Those popes who bear the name, "Pius," are the greatest guardians of the Church against heresy. This blog is a watchdog for modernism in the Church. In reality, outside this blog, the members of the board temper their criticisms and opinions with prudence and charity so as to help souls in their journey towards Christ. But sometimes, for the sake of their own sanity, the authors of this blog just need to blow off some steam. The result is Totus Pius.

24 July 2006

Website of the Week VII

In our attempts to help a friend we were looking up online apologetics sites and came across this one: catholicapologetics.org.

While we haven't read through the entire (massive) site it appears to be a most excellent resource! It is a essentially an online book - but if you want you can download a PDF of the entire thing.

The site is put together by Paul Flanagan and Robert Schihl, whose profiles are rather impressive.

Their intro reads:

This book surveys the origin and development of Roman Catholic Christianity from the period of the apostolic church, through the post-apostolic church and into the conciliar movement. Principal attention is paid to the biblical basis of both doctrine and dogma as well as the role of paradosis (i.e. handing on the truth) in the history of the Church. Particular attention is also paid to the hierarchical founding and succession of leadership throughout the centuries.

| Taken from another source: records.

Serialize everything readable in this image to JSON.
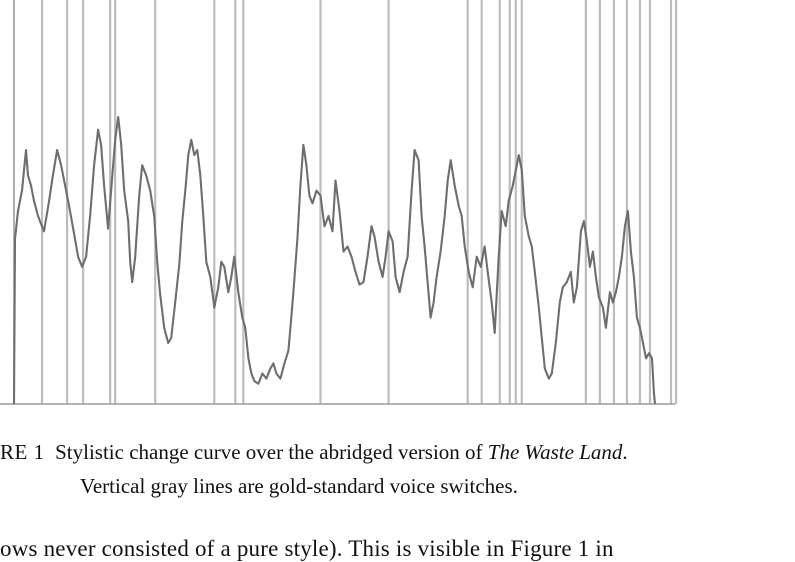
{
  "caption": {
    "label": "RE 1",
    "text_before": "Stylistic change curve over the abridged version of ",
    "title": "The Waste Land",
    "text_after": ".",
    "line2": "Vertical gray lines are gold-standard voice switches."
  },
  "body_text": "ows never consisted of a pure style). This is visible in Figure 1 in",
  "colors": {
    "curve": "#6e6e6e",
    "switch_lines": "#bdbdbd",
    "axis": "#9a9a9a"
  },
  "chart_data": {
    "type": "line",
    "title": "",
    "xlabel": "",
    "ylabel": "",
    "grid": false,
    "xlim": [
      0,
      660
    ],
    "ylim": [
      0,
      1
    ],
    "voice_switches": [
      28,
      53,
      69,
      96,
      101,
      141,
      200,
      221,
      229,
      306,
      374,
      453,
      467,
      485,
      495,
      501,
      507,
      571,
      585,
      599,
      612,
      625,
      635,
      656,
      661
    ],
    "series": [
      {
        "points": [
          [
            0,
            0.0
          ],
          [
            1,
            0.65
          ],
          [
            4,
            0.76
          ],
          [
            8,
            0.84
          ],
          [
            12,
            1.0
          ],
          [
            14,
            0.9
          ],
          [
            17,
            0.86
          ],
          [
            20,
            0.8
          ],
          [
            24,
            0.74
          ],
          [
            27,
            0.71
          ],
          [
            30,
            0.68
          ],
          [
            35,
            0.8
          ],
          [
            38,
            0.88
          ],
          [
            43,
            1.0
          ],
          [
            47,
            0.94
          ],
          [
            52,
            0.84
          ],
          [
            55,
            0.78
          ],
          [
            60,
            0.67
          ],
          [
            64,
            0.58
          ],
          [
            68,
            0.54
          ],
          [
            72,
            0.58
          ],
          [
            76,
            0.74
          ],
          [
            80,
            0.94
          ],
          [
            84,
            1.08
          ],
          [
            87,
            1.02
          ],
          [
            90,
            0.86
          ],
          [
            94,
            0.69
          ],
          [
            97,
            0.84
          ],
          [
            101,
            1.04
          ],
          [
            104,
            1.13
          ],
          [
            107,
            1.02
          ],
          [
            110,
            0.84
          ],
          [
            114,
            0.72
          ],
          [
            116,
            0.56
          ],
          [
            118,
            0.48
          ],
          [
            121,
            0.58
          ],
          [
            125,
            0.82
          ],
          [
            128,
            0.94
          ],
          [
            132,
            0.9
          ],
          [
            136,
            0.84
          ],
          [
            140,
            0.74
          ],
          [
            143,
            0.56
          ],
          [
            146,
            0.43
          ],
          [
            150,
            0.3
          ],
          [
            154,
            0.24
          ],
          [
            157,
            0.26
          ],
          [
            161,
            0.4
          ],
          [
            165,
            0.55
          ],
          [
            168,
            0.72
          ],
          [
            171,
            0.84
          ],
          [
            174,
            0.98
          ],
          [
            177,
            1.04
          ],
          [
            180,
            0.98
          ],
          [
            183,
            1.0
          ],
          [
            186,
            0.9
          ],
          [
            189,
            0.74
          ],
          [
            192,
            0.56
          ],
          [
            196,
            0.5
          ],
          [
            200,
            0.38
          ],
          [
            204,
            0.46
          ],
          [
            207,
            0.56
          ],
          [
            210,
            0.54
          ],
          [
            214,
            0.44
          ],
          [
            217,
            0.5
          ],
          [
            220,
            0.58
          ],
          [
            224,
            0.44
          ],
          [
            228,
            0.34
          ],
          [
            231,
            0.3
          ],
          [
            234,
            0.18
          ],
          [
            237,
            0.12
          ],
          [
            240,
            0.09
          ],
          [
            244,
            0.08
          ],
          [
            248,
            0.12
          ],
          [
            252,
            0.1
          ],
          [
            256,
            0.14
          ],
          [
            259,
            0.16
          ],
          [
            262,
            0.12
          ],
          [
            266,
            0.1
          ],
          [
            270,
            0.16
          ],
          [
            274,
            0.21
          ],
          [
            276,
            0.3
          ],
          [
            279,
            0.44
          ],
          [
            283,
            0.65
          ],
          [
            286,
            0.86
          ],
          [
            289,
            1.02
          ],
          [
            292,
            0.94
          ],
          [
            295,
            0.82
          ],
          [
            298,
            0.79
          ],
          [
            302,
            0.84
          ],
          [
            306,
            0.82
          ],
          [
            310,
            0.7
          ],
          [
            314,
            0.74
          ],
          [
            318,
            0.68
          ],
          [
            321,
            0.88
          ],
          [
            325,
            0.76
          ],
          [
            329,
            0.6
          ],
          [
            333,
            0.62
          ],
          [
            337,
            0.58
          ],
          [
            341,
            0.52
          ],
          [
            345,
            0.47
          ],
          [
            349,
            0.48
          ],
          [
            353,
            0.58
          ],
          [
            357,
            0.7
          ],
          [
            360,
            0.66
          ],
          [
            364,
            0.56
          ],
          [
            368,
            0.5
          ],
          [
            371,
            0.58
          ],
          [
            374,
            0.68
          ],
          [
            378,
            0.64
          ],
          [
            381,
            0.5
          ],
          [
            385,
            0.44
          ],
          [
            389,
            0.52
          ],
          [
            393,
            0.58
          ],
          [
            397,
            0.84
          ],
          [
            400,
            1.0
          ],
          [
            404,
            0.96
          ],
          [
            407,
            0.74
          ],
          [
            410,
            0.62
          ],
          [
            413,
            0.48
          ],
          [
            416,
            0.34
          ],
          [
            419,
            0.4
          ],
          [
            422,
            0.5
          ],
          [
            426,
            0.6
          ],
          [
            430,
            0.74
          ],
          [
            433,
            0.88
          ],
          [
            436,
            0.96
          ],
          [
            440,
            0.86
          ],
          [
            444,
            0.78
          ],
          [
            447,
            0.74
          ],
          [
            450,
            0.62
          ],
          [
            454,
            0.52
          ],
          [
            458,
            0.46
          ],
          [
            462,
            0.58
          ],
          [
            466,
            0.54
          ],
          [
            470,
            0.62
          ],
          [
            473,
            0.52
          ],
          [
            477,
            0.4
          ],
          [
            480,
            0.28
          ],
          [
            484,
            0.58
          ],
          [
            487,
            0.76
          ],
          [
            491,
            0.7
          ],
          [
            494,
            0.8
          ],
          [
            498,
            0.86
          ],
          [
            501,
            0.92
          ],
          [
            504,
            0.98
          ],
          [
            507,
            0.92
          ],
          [
            510,
            0.74
          ],
          [
            514,
            0.66
          ],
          [
            517,
            0.62
          ],
          [
            520,
            0.52
          ],
          [
            524,
            0.38
          ],
          [
            527,
            0.26
          ],
          [
            530,
            0.14
          ],
          [
            534,
            0.1
          ],
          [
            537,
            0.12
          ],
          [
            541,
            0.24
          ],
          [
            545,
            0.4
          ],
          [
            548,
            0.46
          ],
          [
            552,
            0.48
          ],
          [
            556,
            0.52
          ],
          [
            559,
            0.4
          ],
          [
            562,
            0.46
          ],
          [
            566,
            0.68
          ],
          [
            569,
            0.72
          ],
          [
            572,
            0.64
          ],
          [
            575,
            0.54
          ],
          [
            578,
            0.6
          ],
          [
            581,
            0.5
          ],
          [
            584,
            0.42
          ],
          [
            588,
            0.38
          ],
          [
            591,
            0.3
          ],
          [
            595,
            0.44
          ],
          [
            598,
            0.4
          ],
          [
            601,
            0.44
          ],
          [
            604,
            0.5
          ],
          [
            607,
            0.58
          ],
          [
            610,
            0.7
          ],
          [
            613,
            0.76
          ],
          [
            616,
            0.6
          ],
          [
            619,
            0.5
          ],
          [
            622,
            0.34
          ],
          [
            625,
            0.3
          ],
          [
            628,
            0.24
          ],
          [
            631,
            0.18
          ],
          [
            634,
            0.2
          ],
          [
            637,
            0.18
          ],
          [
            639,
            0.04
          ],
          [
            640,
            0.0
          ]
        ]
      }
    ]
  }
}
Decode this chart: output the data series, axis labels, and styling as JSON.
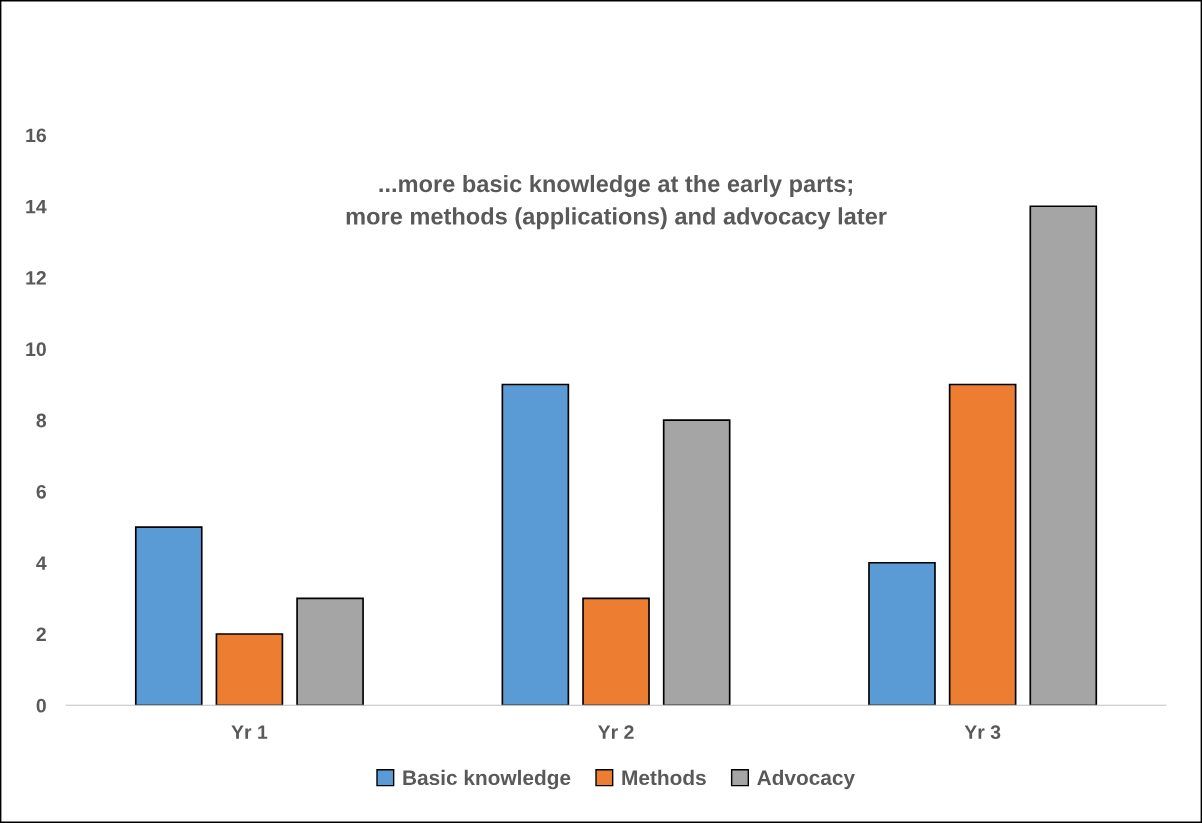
{
  "chart_data": {
    "type": "bar",
    "title": "...more basic knowledge at the early parts;\nmore methods (applications) and advocacy later",
    "categories": [
      "Yr 1",
      "Yr 2",
      "Yr 3"
    ],
    "series": [
      {
        "name": "Basic knowledge",
        "color": "#5b9bd5",
        "values": [
          5,
          9,
          4
        ]
      },
      {
        "name": "Methods",
        "color": "#ed7d31",
        "values": [
          2,
          3,
          9
        ]
      },
      {
        "name": "Advocacy",
        "color": "#a5a5a5",
        "values": [
          3,
          8,
          14
        ]
      }
    ],
    "ylim": [
      0,
      16
    ],
    "yticks": [
      0,
      2,
      4,
      6,
      8,
      10,
      12,
      14,
      16
    ],
    "grid": false,
    "legend": "bottom"
  }
}
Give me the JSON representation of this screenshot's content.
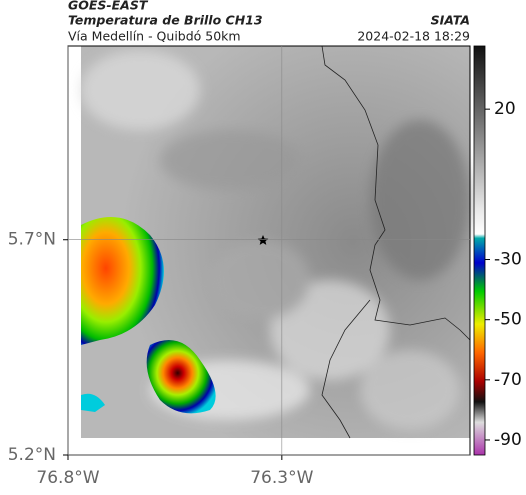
{
  "header": {
    "title": "GOES-EAST",
    "subtitle": "Temperatura de Brillo CH13",
    "source": "SIATA",
    "route": "Vía Medellín - Quibdó 50km",
    "datetime": "2024-02-18 18:29"
  },
  "map": {
    "xlim": [
      -76.8,
      -75.86
    ],
    "ylim": [
      5.2,
      6.15
    ],
    "xticks": [
      {
        "value": -76.8,
        "label": "76.8°W"
      },
      {
        "value": -76.3,
        "label": "76.3°W"
      }
    ],
    "yticks": [
      {
        "value": 5.7,
        "label": "5.7°N"
      },
      {
        "value": 5.2,
        "label": "5.2°N"
      }
    ]
  },
  "colorbar": {
    "lim": [
      41,
      -95
    ],
    "ticks": [
      20,
      -30,
      -50,
      -70,
      -90
    ]
  }
}
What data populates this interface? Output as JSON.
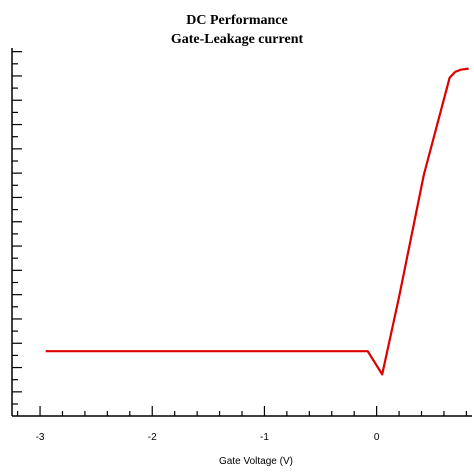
{
  "chart_data": {
    "type": "line",
    "title": "DC Performance",
    "subtitle": "Gate-Leakage current",
    "xlabel": "Gate Voltage (V)",
    "ylabel": "",
    "xlim": [
      -3.25,
      0.85
    ],
    "ylim": [
      0,
      1
    ],
    "x_ticks": [
      -3,
      -2,
      -1,
      0
    ],
    "x_tick_labels": [
      "-3",
      "-2",
      "-1",
      "0"
    ],
    "y_tick_labels_shown": false,
    "grid": false,
    "series": [
      {
        "color": "#dd0000",
        "x": [
          -2.95,
          -0.08,
          0.05,
          0.2,
          0.42,
          0.65,
          0.7,
          0.75,
          0.82
        ],
        "y": [
          0.176,
          0.176,
          0.113,
          0.324,
          0.655,
          0.919,
          0.935,
          0.941,
          0.944
        ]
      }
    ]
  }
}
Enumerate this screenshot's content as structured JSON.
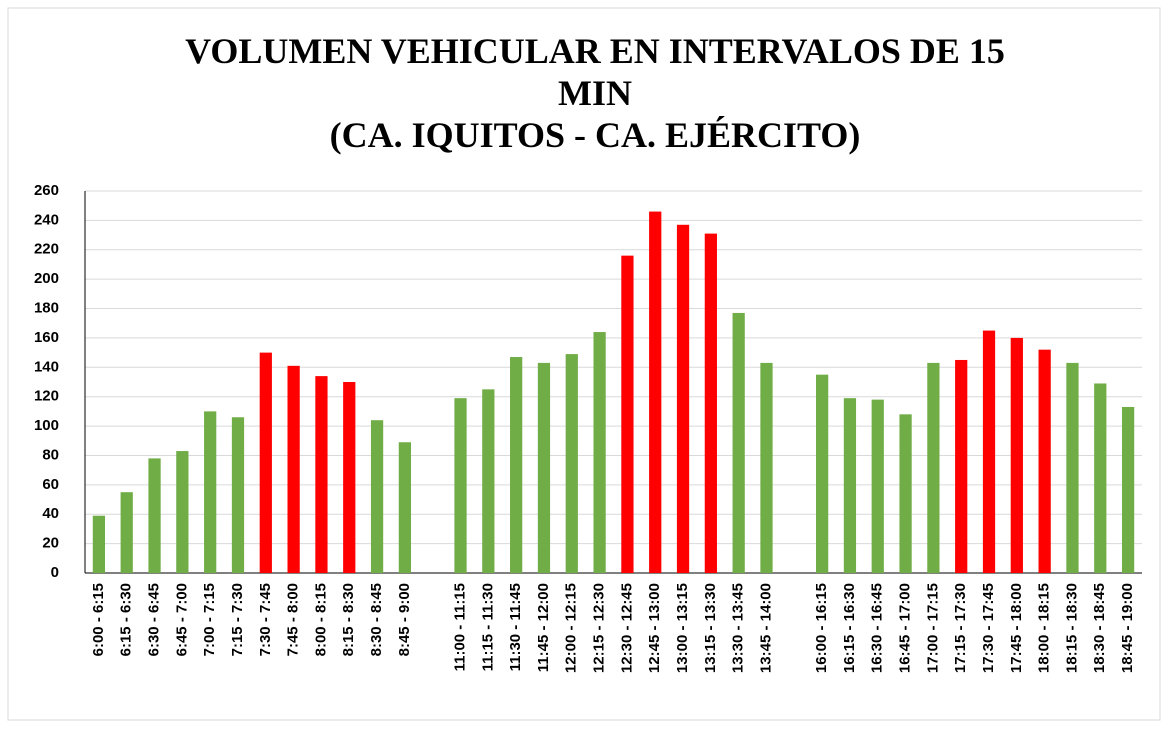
{
  "chart_data": {
    "type": "bar",
    "title": [
      "VOLUMEN VEHICULAR EN INTERVALOS DE 15",
      "MIN",
      "(CA. IQUITOS - CA. EJÉRCITO)"
    ],
    "categories": [
      "6:00 - 6:15",
      "6:15 - 6:30",
      "6:30 - 6:45",
      "6:45 - 7:00",
      "7:00 - 7:15",
      "7:15 - 7:30",
      "7:30 - 7:45",
      "7:45 - 8:00",
      "8:00 - 8:15",
      "8:15 - 8:30",
      "8:30 - 8:45",
      "8:45 - 9:00",
      null,
      "11:00 - 11:15",
      "11:15 - 11:30",
      "11:30 - 11:45",
      "11:45 - 12:00",
      "12:00 - 12:15",
      "12:15 - 12:30",
      "12:30 - 12:45",
      "12:45 - 13:00",
      "13:00 - 13:15",
      "13:15 - 13:30",
      "13:30 - 13:45",
      "13:45 - 14:00",
      null,
      "16:00 - 16:15",
      "16:15 - 16:30",
      "16:30 - 16:45",
      "16:45 - 17:00",
      "17:00 - 17:15",
      "17:15 - 17:30",
      "17:30 - 17:45",
      "17:45 - 18:00",
      "18:00 - 18:15",
      "18:15 - 18:30",
      "18:30 - 18:45",
      "18:45 - 19:00"
    ],
    "values": [
      39,
      55,
      78,
      83,
      110,
      106,
      150,
      141,
      134,
      130,
      104,
      89,
      null,
      119,
      125,
      147,
      143,
      149,
      164,
      216,
      246,
      237,
      231,
      177,
      143,
      null,
      135,
      119,
      118,
      108,
      143,
      145,
      165,
      160,
      152,
      143,
      129,
      113
    ],
    "colors": [
      "#70ad47",
      "#70ad47",
      "#70ad47",
      "#70ad47",
      "#70ad47",
      "#70ad47",
      "#ff0000",
      "#ff0000",
      "#ff0000",
      "#ff0000",
      "#70ad47",
      "#70ad47",
      null,
      "#70ad47",
      "#70ad47",
      "#70ad47",
      "#70ad47",
      "#70ad47",
      "#70ad47",
      "#ff0000",
      "#ff0000",
      "#ff0000",
      "#ff0000",
      "#70ad47",
      "#70ad47",
      null,
      "#70ad47",
      "#70ad47",
      "#70ad47",
      "#70ad47",
      "#70ad47",
      "#ff0000",
      "#ff0000",
      "#ff0000",
      "#ff0000",
      "#70ad47",
      "#70ad47",
      "#70ad47"
    ],
    "ylim": [
      0,
      260
    ],
    "yticks": [
      0,
      20,
      40,
      60,
      80,
      100,
      120,
      140,
      160,
      180,
      200,
      220,
      240,
      260
    ],
    "grid": true
  }
}
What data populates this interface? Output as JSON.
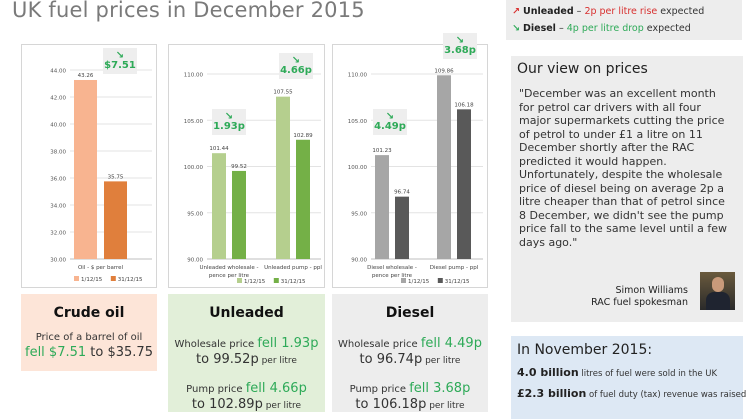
{
  "page": {
    "title": "UK fuel prices in December 2015"
  },
  "legend": {
    "unleaded_arrow": "↗",
    "unleaded_label": "Unleaded",
    "unleaded_dash": " – ",
    "unleaded_change": "2p per litre rise",
    "unleaded_suffix": " expected",
    "diesel_arrow": "↘",
    "diesel_label": "Diesel",
    "diesel_dash": " – ",
    "diesel_change": "4p per litre drop",
    "diesel_suffix": " expected",
    "rise_color": "#d8302f",
    "drop_color": "#2eaa58"
  },
  "chart_data": [
    {
      "type": "bar",
      "id": "crude",
      "categories": [
        "Oil - $ per barrel"
      ],
      "series": [
        {
          "name": "1/12/15",
          "values": [
            43.26
          ],
          "labels": [
            "43.26"
          ],
          "color": "#f8b490"
        },
        {
          "name": "31/12/15",
          "values": [
            35.75
          ],
          "labels": [
            "35.75"
          ],
          "color": "#e07f3c"
        }
      ],
      "ylim": [
        30,
        44
      ],
      "yticks": [
        "30.00",
        "32.00",
        "34.00",
        "36.00",
        "38.00",
        "40.00",
        "42.00",
        "44.00"
      ],
      "ytick_values": [
        30,
        32,
        34,
        36,
        38,
        40,
        42,
        44
      ],
      "grid": true,
      "legend": "bottom",
      "badge": {
        "arrow": "↘",
        "value": "$7.51"
      }
    },
    {
      "type": "bar",
      "id": "unleaded",
      "categories": [
        "Unleaded wholesale - pence per litre",
        "Unleaded pump - ppl"
      ],
      "series": [
        {
          "name": "1/12/15",
          "values": [
            101.44,
            107.55
          ],
          "labels": [
            "101.44",
            "107.55"
          ],
          "color": "#b5cf8e"
        },
        {
          "name": "31/12/15",
          "values": [
            99.52,
            102.89
          ],
          "labels": [
            "99.52",
            "102.89"
          ],
          "color": "#74b047"
        }
      ],
      "ylim": [
        90,
        110
      ],
      "yticks": [
        "90.00",
        "95.00",
        "100.00",
        "105.00",
        "110.00"
      ],
      "ytick_values": [
        90,
        95,
        100,
        105,
        110
      ],
      "grid": true,
      "legend": "bottom",
      "badges": [
        {
          "arrow": "↘",
          "value": "1.93p"
        },
        {
          "arrow": "↘",
          "value": "4.66p"
        }
      ]
    },
    {
      "type": "bar",
      "id": "diesel",
      "categories": [
        "Diesel wholesale - pence per litre",
        "Diesel pump - ppl"
      ],
      "series": [
        {
          "name": "1/12/15",
          "values": [
            101.23,
            109.86
          ],
          "labels": [
            "101.23",
            "109.86"
          ],
          "color": "#a6a6a6"
        },
        {
          "name": "31/12/15",
          "values": [
            96.74,
            106.18
          ],
          "labels": [
            "96.74",
            "106.18"
          ],
          "color": "#595959"
        }
      ],
      "ylim": [
        90,
        110
      ],
      "yticks": [
        "90.00",
        "95.00",
        "100.00",
        "105.00",
        "110.00"
      ],
      "ytick_values": [
        90,
        95,
        100,
        105,
        110
      ],
      "grid": true,
      "legend": "bottom",
      "badges": [
        {
          "arrow": "↘",
          "value": "4.49p"
        },
        {
          "arrow": "↘",
          "value": "3.68p"
        }
      ]
    }
  ],
  "panels": {
    "crude": {
      "title": "Crude oil",
      "line1": "Price of a barrel of oil",
      "fell": "fell $7.51",
      "to": " to ",
      "value": "$35.75",
      "bg": "#fde5d8"
    },
    "unleaded": {
      "title": "Unleaded",
      "w_prefix": "Wholesale price ",
      "w_fell": "fell 1.93p",
      "w_to": "to ",
      "w_value": "99.52p",
      "w_unit": " per litre",
      "p_prefix": "Pump price ",
      "p_fell": "fell 4.66p",
      "p_to": "to ",
      "p_value": "102.89p",
      "p_unit": " per litre",
      "bg": "#e2efd9"
    },
    "diesel": {
      "title": "Diesel",
      "w_prefix": "Wholesale price ",
      "w_fell": "fell 4.49p",
      "w_to": "to ",
      "w_value": "96.74p",
      "w_unit": " per litre",
      "p_prefix": "Pump price ",
      "p_fell": "fell 3.68p",
      "p_to": "to ",
      "p_value": "106.18p",
      "p_unit": " per litre",
      "bg": "#ededed"
    }
  },
  "view": {
    "title": "Our view on prices",
    "quote": "\"December was an excellent month for petrol car drivers with all four major supermarkets cutting the price of petrol to under £1 a litre on 11 December shortly after the RAC predicted it would happen. Unfortunately, despite the wholesale price of diesel being on average 2p a litre cheaper than that of petrol since 8 December, we didn't see the pump price fall to the same level until a few days ago.\"",
    "name": "Simon Williams",
    "role": "RAC fuel spokesman"
  },
  "november": {
    "title": "In November 2015:",
    "stat1_value": "4.0 billion",
    "stat1_text": " litres of fuel were sold in the UK",
    "stat2_value": "£2.3 billion",
    "stat2_text": " of fuel duty (tax) revenue was raised"
  }
}
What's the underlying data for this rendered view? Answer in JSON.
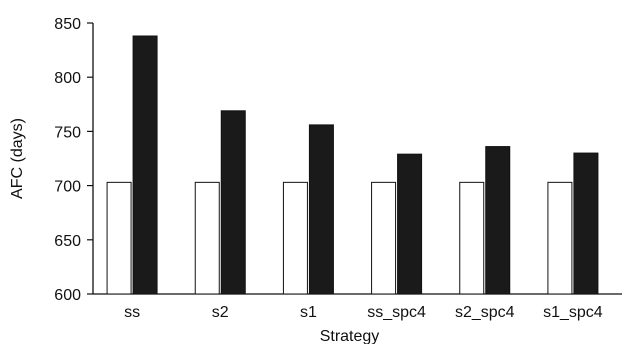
{
  "chart_data": {
    "type": "bar",
    "title": "",
    "xlabel": "Strategy",
    "ylabel": "AFC (days)",
    "categories": [
      "ss",
      "s2",
      "s1",
      "ss_spc4",
      "s2_spc4",
      "s1_spc4"
    ],
    "series": [
      {
        "values": [
          703,
          703,
          703,
          703,
          703,
          703
        ],
        "color": "#ffffff"
      },
      {
        "values": [
          838,
          769,
          756,
          729,
          736,
          730
        ],
        "color": "#1a1a1a"
      }
    ],
    "ylim": [
      600,
      850
    ],
    "yticks": [
      600,
      650,
      700,
      750,
      800,
      850
    ],
    "grid": false,
    "legend": "none"
  }
}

This is a set of lecture notes used since 1985 to teach the basis for key doctrines and dogmas of the Roman Catholic Church. The objectives of the course were, and are:

  • To present the biblical basis for the origin and development of the Roman Catholic Church.
  • To present the development of the canon of Scripture and evolution of biblical teaching in the Church.
  • To understand the role of paradosis/tradition in the oral transmission of revelation.
  • To study the Council of Jerusalem, described in the 15th chapter of The Acts of the Apostles and its role in the development of doctrine in the conciliar movement in the Church.
  • To understand the revelation, doctrinal development and practice of the sacramental life in the history of the Church.
  • To study the role of the Holy Spirit as teaching authority in the Church.
  • To study the revelation and development of hierarchical authority in the Church.
  • To understand the hierarchy of truths in the Church as well as the role of private devotion and personal growth in holiness.

Browse through it, use it, we hope it helps!